On the subject of big, fat profits in the financial sector, you might consider visiting some of these pieces. On the subject of big, fat incomes in the financial world, Cowen offers up a simple theory on why so many smart young people go into finance, law, and consulting. Adding fuel to this fire, “Mr. D” sends me this helpful blog post from Ezra Klein, arguing that Ivy Leaguers head to the Street because that’s where they get their “real” education. Do you buy that? And, in a similar vein, “Mr. P” wants to know why Americans don’t elect scientists.
We left off yesterday with the open question of what the best-case scenario is for market economies moving forward. Where are the big productivity gains going to come from? What type of work is to be done? Is manufacturing dead or alive, or does it even matter? (See Professor Finkler’s previous post). Has John Stuart Mill’s concern about the inevitable decline in radical breakthrough inventions finally come home to roost?
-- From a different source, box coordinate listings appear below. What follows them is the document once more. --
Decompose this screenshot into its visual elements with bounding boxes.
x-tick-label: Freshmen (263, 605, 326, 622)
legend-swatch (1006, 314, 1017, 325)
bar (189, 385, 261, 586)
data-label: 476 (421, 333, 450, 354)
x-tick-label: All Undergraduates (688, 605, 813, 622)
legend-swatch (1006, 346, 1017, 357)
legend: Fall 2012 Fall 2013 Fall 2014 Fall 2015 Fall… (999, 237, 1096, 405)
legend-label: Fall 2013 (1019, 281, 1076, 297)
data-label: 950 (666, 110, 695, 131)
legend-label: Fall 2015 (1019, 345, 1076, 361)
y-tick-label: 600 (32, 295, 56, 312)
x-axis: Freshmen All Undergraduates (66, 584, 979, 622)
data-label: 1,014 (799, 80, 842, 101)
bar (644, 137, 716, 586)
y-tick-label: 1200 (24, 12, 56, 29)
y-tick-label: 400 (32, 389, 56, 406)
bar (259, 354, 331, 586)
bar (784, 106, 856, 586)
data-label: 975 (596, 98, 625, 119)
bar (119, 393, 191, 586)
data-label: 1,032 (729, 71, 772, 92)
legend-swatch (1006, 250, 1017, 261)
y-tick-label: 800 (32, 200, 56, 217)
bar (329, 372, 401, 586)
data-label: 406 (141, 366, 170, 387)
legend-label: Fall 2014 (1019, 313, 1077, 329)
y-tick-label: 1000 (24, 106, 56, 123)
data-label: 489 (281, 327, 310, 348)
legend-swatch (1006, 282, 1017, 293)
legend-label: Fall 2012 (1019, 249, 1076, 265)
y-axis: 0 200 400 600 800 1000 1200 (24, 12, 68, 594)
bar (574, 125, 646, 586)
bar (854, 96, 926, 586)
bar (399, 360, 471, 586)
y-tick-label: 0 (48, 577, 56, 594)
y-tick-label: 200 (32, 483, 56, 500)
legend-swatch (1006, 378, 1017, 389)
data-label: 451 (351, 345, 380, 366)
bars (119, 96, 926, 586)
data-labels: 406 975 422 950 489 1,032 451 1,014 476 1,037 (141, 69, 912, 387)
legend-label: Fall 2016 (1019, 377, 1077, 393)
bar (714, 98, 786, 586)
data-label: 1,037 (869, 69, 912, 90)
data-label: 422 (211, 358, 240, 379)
And, this opens the door for next week’s book, Brynjolfsson and McAfee’s Race Against The Machine: How the Digital Revolution is Accelerating Innovation, Driving Productivity, and Irreversibly Transforming Employment and the Economy. There are a couple of secondary sources on this, as well, including pieces from The Economist and The Wall Street Journal.
By all rights, this term’s 391 DS reading group should be titled Keynes, Cowen, Brynjolfsson, Backhouse, Bateman, McAfee, and Capitalism, but that doesn’t quite roll of the tongue, does it?
Nor would it fit on your transcript.